Overview
You can run Spark and Trino applications on CNodes in your VAST Cluster. These applications run on designated CNodes, and share compute resources on these CNodes between VAST storage and the applications.
The applications use VAST connectors to access a VAST DataBase.
Pre-requisites
The following are are required to create managed applications on CNodes that access VAST Databases.
A VMS user with permissions to create and access S3 databases on the VAST Cluster. The user should have an identity policy that includes
Allowpermissions for S3 tabular databases. For example, this policy statement, which allows all S3 actions on all S3 resources:{ "Version": "2012-10-17", "Statement": [ { "Sid": "mySid", "Effect": "Allow", "Action": "s3:*", "Resource": "*" } ] }The user should also have an Access key and Secret key. These keys are used to configure the managed database applications.

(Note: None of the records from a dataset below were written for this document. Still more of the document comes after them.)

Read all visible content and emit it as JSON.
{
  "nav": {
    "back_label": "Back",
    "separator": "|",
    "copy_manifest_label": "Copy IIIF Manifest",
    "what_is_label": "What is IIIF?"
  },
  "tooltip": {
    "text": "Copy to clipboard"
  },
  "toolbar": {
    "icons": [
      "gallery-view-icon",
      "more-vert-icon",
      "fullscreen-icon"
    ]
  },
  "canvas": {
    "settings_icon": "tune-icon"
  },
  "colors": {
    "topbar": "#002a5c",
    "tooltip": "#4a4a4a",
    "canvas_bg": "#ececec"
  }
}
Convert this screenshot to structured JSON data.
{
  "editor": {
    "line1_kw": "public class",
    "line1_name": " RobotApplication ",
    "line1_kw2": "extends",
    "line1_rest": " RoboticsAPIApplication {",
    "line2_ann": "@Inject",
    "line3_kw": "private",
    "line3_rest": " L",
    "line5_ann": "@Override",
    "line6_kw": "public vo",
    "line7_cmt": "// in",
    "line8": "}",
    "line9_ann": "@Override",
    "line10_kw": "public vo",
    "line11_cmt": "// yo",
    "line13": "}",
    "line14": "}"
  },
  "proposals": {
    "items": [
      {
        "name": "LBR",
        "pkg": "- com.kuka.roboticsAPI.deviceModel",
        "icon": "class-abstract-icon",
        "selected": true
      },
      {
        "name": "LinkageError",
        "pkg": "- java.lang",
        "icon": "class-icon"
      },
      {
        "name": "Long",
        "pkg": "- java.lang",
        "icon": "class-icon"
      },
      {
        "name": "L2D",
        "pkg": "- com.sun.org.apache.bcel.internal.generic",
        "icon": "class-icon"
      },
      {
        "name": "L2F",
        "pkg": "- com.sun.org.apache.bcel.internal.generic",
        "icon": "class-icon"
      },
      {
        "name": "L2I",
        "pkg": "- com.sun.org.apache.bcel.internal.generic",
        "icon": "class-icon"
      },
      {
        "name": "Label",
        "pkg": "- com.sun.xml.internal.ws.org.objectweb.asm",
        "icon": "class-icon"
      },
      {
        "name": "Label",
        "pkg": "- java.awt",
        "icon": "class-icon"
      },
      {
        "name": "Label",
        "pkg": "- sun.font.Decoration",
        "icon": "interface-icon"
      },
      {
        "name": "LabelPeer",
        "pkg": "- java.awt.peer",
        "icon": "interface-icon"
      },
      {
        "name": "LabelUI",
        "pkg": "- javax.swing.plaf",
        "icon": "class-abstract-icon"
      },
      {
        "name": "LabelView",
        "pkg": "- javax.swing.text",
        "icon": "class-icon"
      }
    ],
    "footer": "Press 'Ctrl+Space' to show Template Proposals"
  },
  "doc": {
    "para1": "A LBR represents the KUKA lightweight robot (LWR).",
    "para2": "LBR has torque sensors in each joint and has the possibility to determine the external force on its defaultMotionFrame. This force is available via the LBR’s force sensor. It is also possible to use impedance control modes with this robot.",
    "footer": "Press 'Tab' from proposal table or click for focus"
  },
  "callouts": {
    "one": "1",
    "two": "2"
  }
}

Viewing Running Applications
The Applications tab in the Data Engine page of the VAST Web UI shows the applications that are running on application designated CNodes.
Creating Applications on CNodes
You can create and run applications on CNodes. Each applications one or more CNodes on which to run, which are allocated when the application is created. You can create more than one application if there sufficient CNodes.
On the VAST Web UI navigate to the Data Engine page, and select the Application tab.
Click Create Application.
Enter details for the application In the General section.
App Name
Enter a name for the application as it will appear in the list.
Application
Select the application to run, from the list, either Trino or Spark.
Image Tag
Select the application image from the list -
For Spark:
Spark 3.4. An unmodified Spark engine, with the VAST connector.
Spark 3.5.1. A version of Spark that includes the bundled Spark extensions, and also includes the option to run Spark Thrift and Connect as part of the Spark cluster.
For Trino:
Trino 475
In the Resource Selection section, select the CNodes on which the application will run from the All Possible CNodes box (on the right) , and move them to the Selected CNodes box (on the left). The selected CNodes are the application CNodes. You need at least two CNodes; if Spark 3.5.1 is selected, at least three CNodes are required.
Note
It is not recommended to select all CNodes for Applications as this could leave insufficient resources for other activities on the cluster.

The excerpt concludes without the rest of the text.